La caccia al maias

La barcaccia infatti affondava, se non rapidamente, almeno continuamente.
Minacciava da un istante all’altro di rovesciarsi sul tribordo, verso cui gravitavano i lunghi corpi dei sauriani fulminati dalle terribili scariche dei quattro coraggiosi avventurieri.
Yanez era stato il primo a saltare sulla tolda, sulla quale già si trovava almeno un piede d’acqua, ed era stato lesto ad impadronirsi della cassa piena di munizioni, deposta sulla cima dell’argano prodiero.
Gli altri non avevano tardato a seguirlo.
«Non affonda ancora dunque?» chiese Yanez. «É una barcaccia veramente meravigliosa».
«Se l’acqua continua a salire!» disse Tremal-Naik.
«Molto lentamente però» disse Sandokan. «Le botti non si sono ancora sfasciate, a quanto pare».
«Ma scendiamo» disse Kammamuri. «Le murate già bevono».
«Non siamo che a quindici metri dalla riva» rispose Yanez. «Hai paura tu ad attraversare un fiumiciattolo?» «Se fossimo dall’altra parte, non lo chiameresti così, Yanez».
«Non mi chiami più dunque rajah, briccone? Sono il principe consorte della Rhani dell’Assam!…» Uno scroscio di risa seguì la risposta.
«Ohe, fratellino; diventi superbo!» disse Sandokan.
«Per Giove!… Il generale dell’artiglieria assamese mi chiama».
Un altro urto, seguito da un fruscio metallico, gli ruppe la frase, senza dubbio scherzosa.
«Sua Maestà affonda» gridò Kammamuri. «Salviamo il rajah dell’Assam!…» «Che il diavolo ti porti» rispose Yanez. «Un Tigrotto di Mòmpracem non ha bisogno dell’aiuto di tutti gli indù dell’Indostan. Non ho ancora dimenticato di essere un pirata del vecchio stampo. Ci siamo? In acqua, amici».
«Aspetta un po’, Yanez» disse Sandokan. «Non siamo ancora a fondo».
La barcaccia si sollevò un momento verso prora, oscillò per qualche istante, girò un’ultima volta su se stessa scricchiolando sinistramente sotto il peso delle macchine e delle caldaie, poi le acque invasero la sua tolda, correndovi sopra come un torrente e portando via i cadaveri dei gaviali.
L’immersione però ebbe la durata di pochi secondi.
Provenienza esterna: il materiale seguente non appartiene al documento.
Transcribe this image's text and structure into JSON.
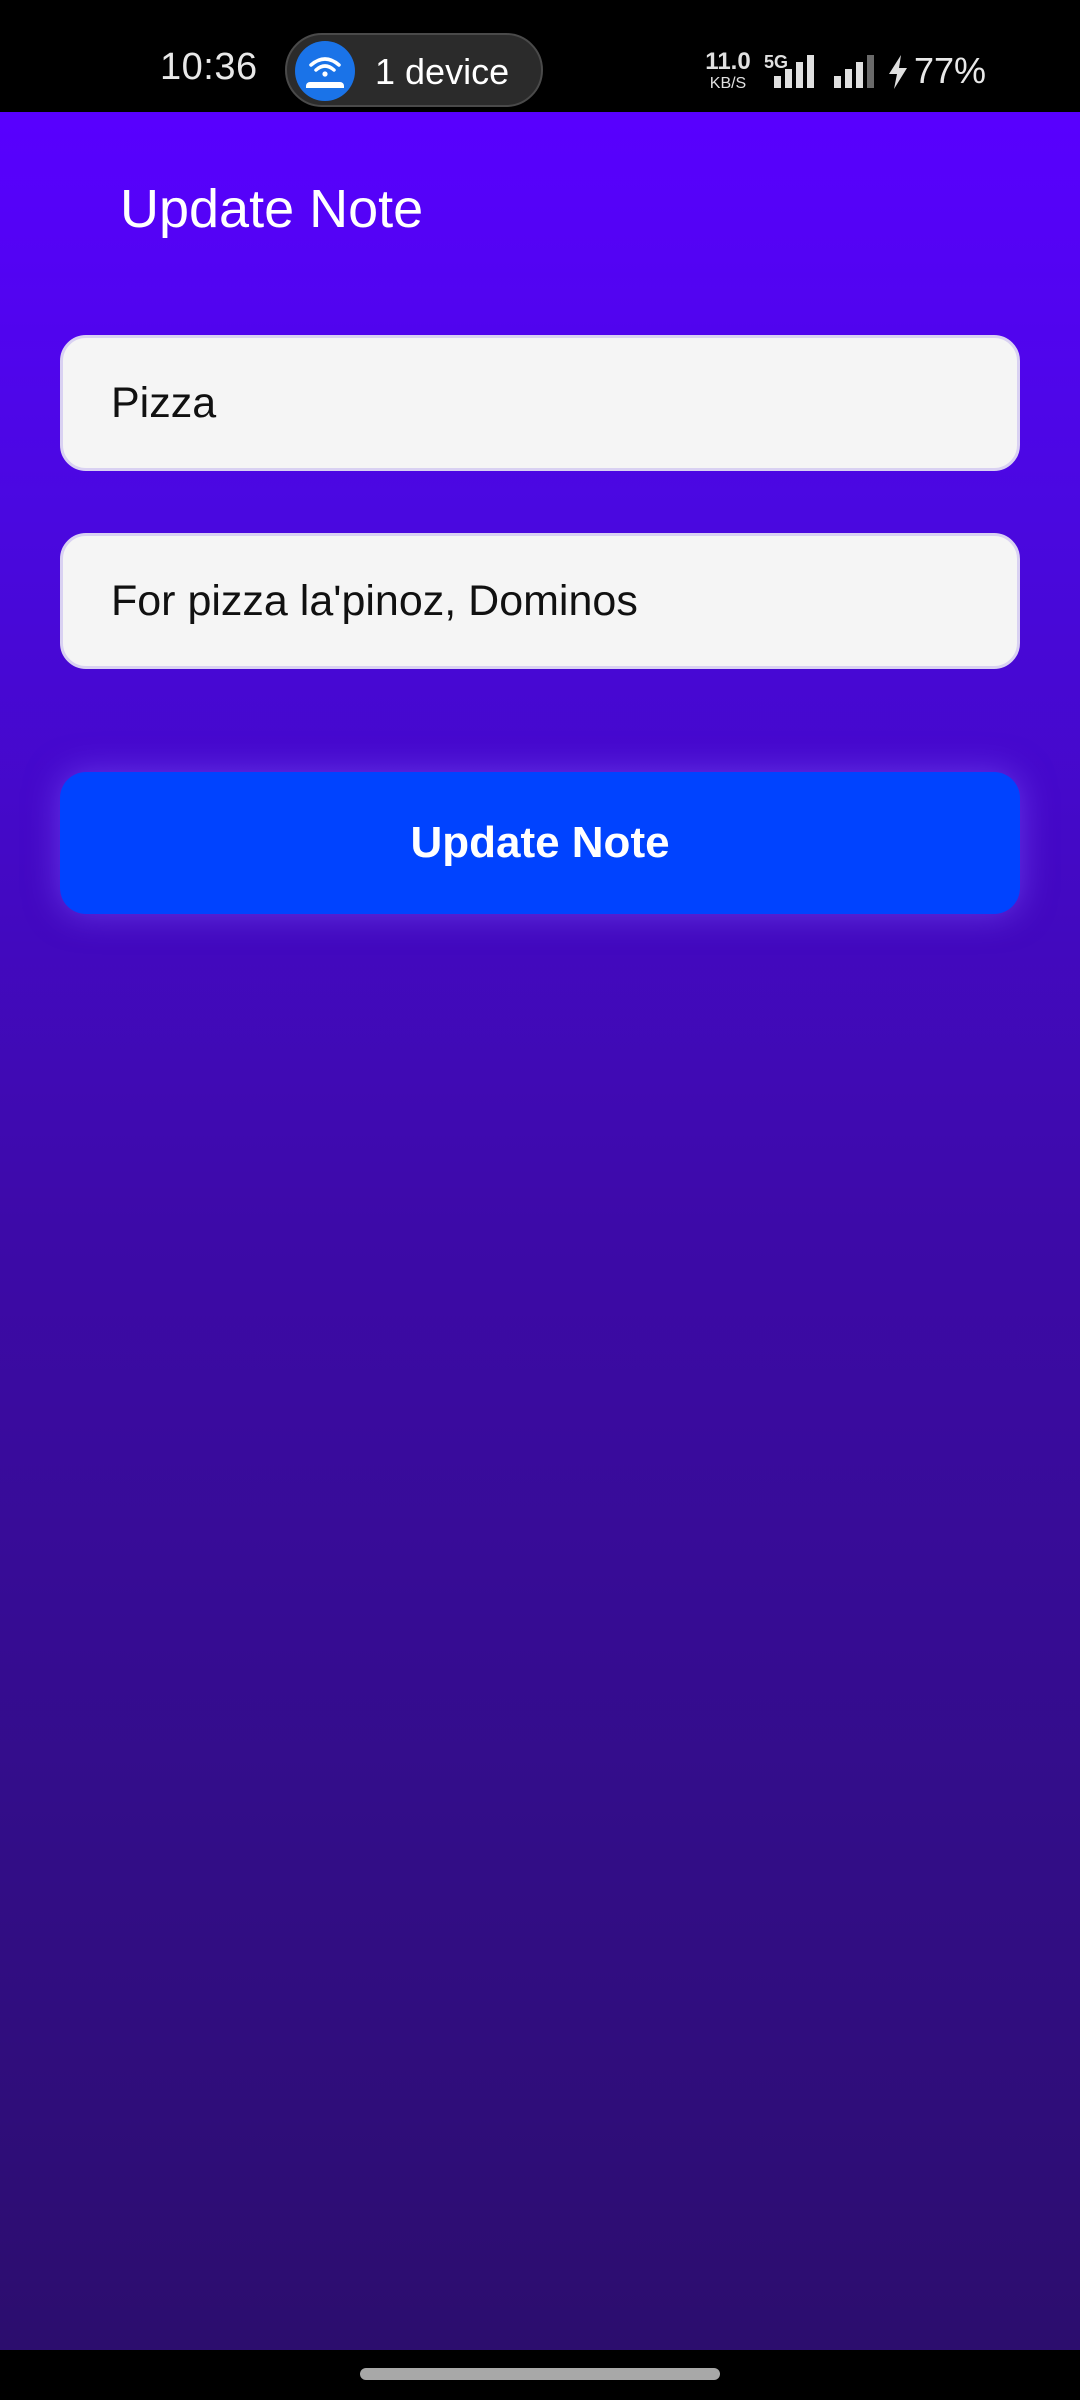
{
  "status_bar": {
    "time": "10:36",
    "hotspot": {
      "icon": "hotspot-router-icon",
      "label": "1 device"
    },
    "network_speed": {
      "value": "11.0",
      "unit": "KB/S"
    },
    "network_type": "5G",
    "battery": {
      "percent": "77%",
      "charging": true
    }
  },
  "screen": {
    "title": "Update Note",
    "fields": {
      "title_value": "Pizza",
      "description_value": "For pizza la'pinoz, Dominos"
    },
    "submit_label": "Update Note"
  },
  "colors": {
    "accent_button": "#0043ff",
    "background_top": "#5800ff",
    "background_bottom": "#2c0d6e"
  }
}
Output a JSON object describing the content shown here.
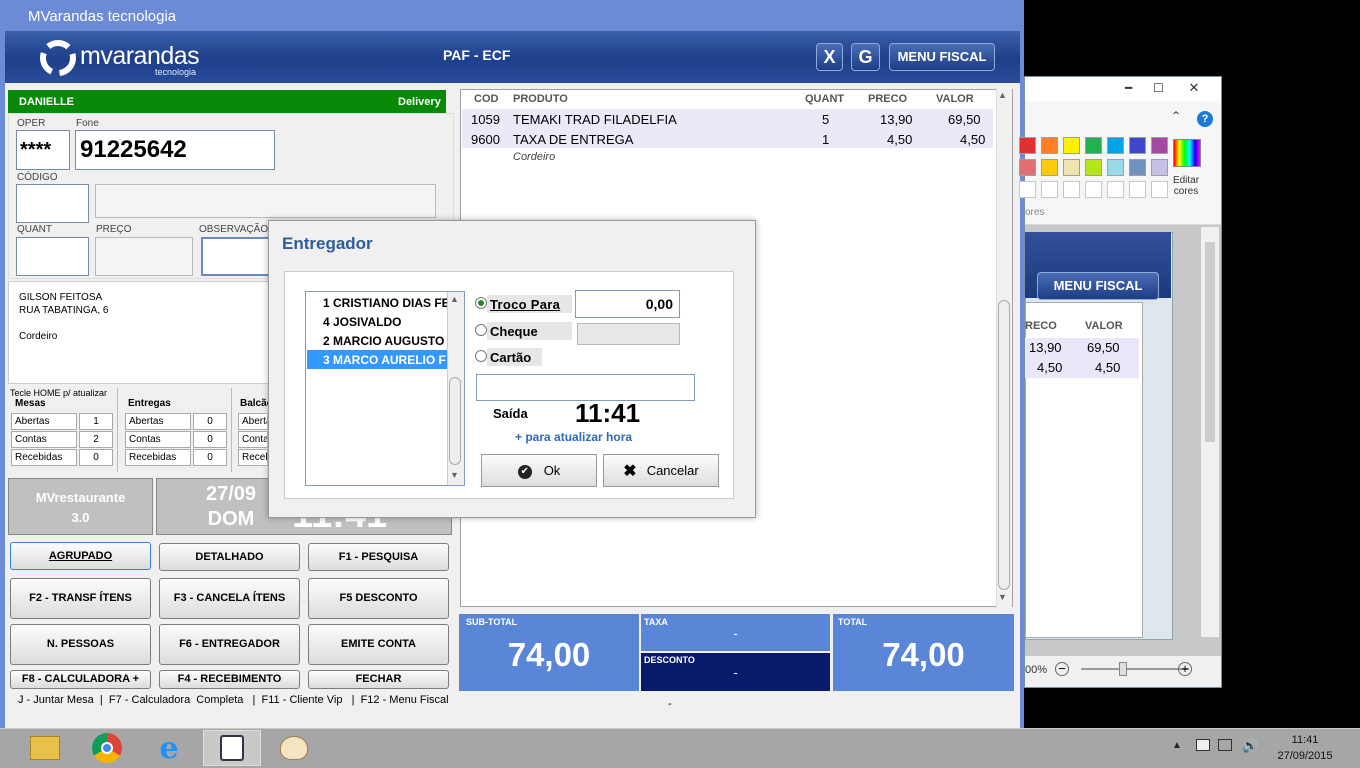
{
  "window": {
    "title": "MVarandas tecnologia"
  },
  "header": {
    "logo_text": "mvarandas",
    "logo_sub": "tecnologia",
    "title": "PAF - ECF",
    "btn_x": "X",
    "btn_g": "G",
    "btn_menu_fiscal": "MENU FISCAL"
  },
  "order": {
    "customer": "DANIELLE",
    "type": "Delivery",
    "oper_label": "OPER",
    "oper_value": "****",
    "fone_label": "Fone",
    "fone_value": "91225642",
    "codigo_label": "CÓDIGO",
    "quant_label": "QUANT",
    "preco_label": "PREÇO",
    "obs_label": "OBSERVAÇÃO"
  },
  "address": {
    "name": "GILSON FEITOSA",
    "street": "RUA TABATINGA, 6",
    "district": "Cordeiro"
  },
  "stats": {
    "hint": "Tecle HOME  p/ atualizar",
    "mesas": {
      "title": "Mesas",
      "rows": [
        {
          "label": "Abertas",
          "value": "1"
        },
        {
          "label": "Contas",
          "value": "2"
        },
        {
          "label": "Recebidas",
          "value": "0"
        }
      ]
    },
    "entregas": {
      "title": "Entregas",
      "rows": [
        {
          "label": "Abertas",
          "value": "0"
        },
        {
          "label": "Contas",
          "value": "0"
        },
        {
          "label": "Recebidas",
          "value": "0"
        }
      ]
    },
    "balcao": {
      "title": "Balcão",
      "rows": [
        {
          "label": "Abertas"
        },
        {
          "label": "Contas"
        },
        {
          "label": "Recebidas"
        }
      ]
    }
  },
  "info": {
    "product": "MVrestaurante",
    "version": "3.0",
    "date": "27/09",
    "weekday": "DOM",
    "clock": "11:41"
  },
  "buttons": [
    "AGRUPADO",
    "DETALHADO",
    "F1 - PESQUISA",
    "F2 - TRANSF ÍTENS",
    "F3 - CANCELA ÍTENS",
    "F5 DESCONTO",
    "N. PESSOAS",
    "F6 - ENTREGADOR",
    "EMITE CONTA",
    "F8 - CALCULADORA +",
    "F4 - RECEBIMENTO",
    "FECHAR"
  ],
  "footer": "J - Juntar Mesa  |  F7 - Calculadora  Completa   |  F11 - Cliente Vip   |  F12 - Menu Fiscal",
  "footer_mark": "-",
  "grid": {
    "headers": [
      "COD",
      "PRODUTO",
      "QUANT",
      "PRECO",
      "VALOR"
    ],
    "rows": [
      {
        "cod": "1059",
        "produto": "TEMAKI TRAD FILADELFIA",
        "quant": "5",
        "preco": "13,90",
        "valor": "69,50"
      },
      {
        "cod": "9600",
        "produto": "TAXA DE ENTREGA",
        "quant": "1",
        "preco": "4,50",
        "valor": "4,50"
      }
    ],
    "note": "Cordeiro"
  },
  "totals": {
    "subtotal_label": "SUB-TOTAL",
    "subtotal": "74,00",
    "taxa_label": "TAXA",
    "taxa": "-",
    "desconto_label": "DESCONTO",
    "desconto": "-",
    "total_label": "TOTAL",
    "total": "74,00"
  },
  "dialog": {
    "title": "Entregador",
    "list": [
      "1 CRISTIANO DIAS FE",
      "4 JOSIVALDO",
      "2 MARCIO AUGUSTO",
      "3 MARCO AURELIO F"
    ],
    "selected_index": 3,
    "troco_label": "Troco Para",
    "troco_value": "0,00",
    "cheque_label": "Cheque",
    "cartao_label": "Cartão",
    "saida_label": "Saída",
    "saida_time": "11:41",
    "refresh_hint": "+ para atualizar hora",
    "ok": "Ok",
    "cancel": "Cancelar"
  },
  "paint": {
    "edit_colors": "Editar cores",
    "colors_label": "ores",
    "menu_fiscal": "MENU FISCAL",
    "col_preco": "RECO",
    "col_valor": "VALOR",
    "rows": [
      {
        "preco": "13,90",
        "valor": "69,50"
      },
      {
        "preco": "4,50",
        "valor": "4,50"
      }
    ],
    "zoom": "00%",
    "palette_row1": [
      "#e03030",
      "#ff7f27",
      "#fff200",
      "#22b14c",
      "#00a2e8",
      "#3f48cc",
      "#a349a4"
    ],
    "palette_row2": [
      "#e07070",
      "#ffc90e",
      "#efe4b0",
      "#b5e61d",
      "#99d9ea",
      "#7092be",
      "#c8bfe7"
    ]
  },
  "tray": {
    "time": "11:41",
    "date": "27/09/2015"
  },
  "taskbar": {
    "icons": [
      "file-explorer-icon",
      "chrome-icon",
      "internet-explorer-icon",
      "mvarandas-app-icon",
      "paint-icon"
    ]
  }
}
Un banco senza dubbio stava sotto alla barcaccia e lo scafo si era adagiato sul fondo sabbioso, lasciando sporgere metà delle murate.
«Ecco un pacifico naufragio» disse Yanez. «Se tutte le navi che affondano dovessero finire così, si potrebbe dire che i marinai sono fortunati».
«Sì; quando non vi sono né pescicani, né gaviali» disse Sandokan.
«Prendiamo le munizioni e cerchiamo di guadagnare la costa. Vi sono dei banchi che si prolungano verso il tribordo».
«Sgombriamo» disse Tremal-Naik. «Siamo rimasti già perfino troppo a bordo di questo rottame».
«In poco allegra compagnia» aggiunse Yanez. «Mi pare perfino impossibile di aver salvato le mie gambe. Ah!… Questi fiumi del Borneo!… Io li detesto!…» «E sei sempre vivo» disse Tremal-Naik.
«Mio caro, le Tigri di Mòmpracem hanno la pelle molto dura. Non sai che la nostra pelle è sempre stata a prova di coccodrilli, di serpenti e di gaviali?» «Voi chiacchierate come tucani» osservò Sandokan.
«T’inganni, fratello» rispose Yanez, scoppiando in una clamorosa risata. «I tucani stridono come le ruote che non sono mai state unte».
«Allora stridete come ruote malamente unte e restate inoperosi».
«Tu sai che io sono sempre stato flemmatico come un inglese».
«Vediamo se possiamo raggiungere la riva, senza bagnare le nostre armi e la cassetta delle munizioni. Sono impaziente di raggiungere i miei malesi».
«E io i miei sudditi» aggiunse Yanez. «Che cosa potrebbero fare senza il loro rajah?» Si erano avvicinati alla murata di tribordo, balzando sopra i corpi dei gaviali per trovare un passaggio.
La fortuna proteggeva decisamente i quattro avventurieri, poiché una serie di piccoli banchi fangosi, appena coperti da un piede d’acqua, si stendeva di là dal grande banco che aveva fatto naufragare la barcaccia.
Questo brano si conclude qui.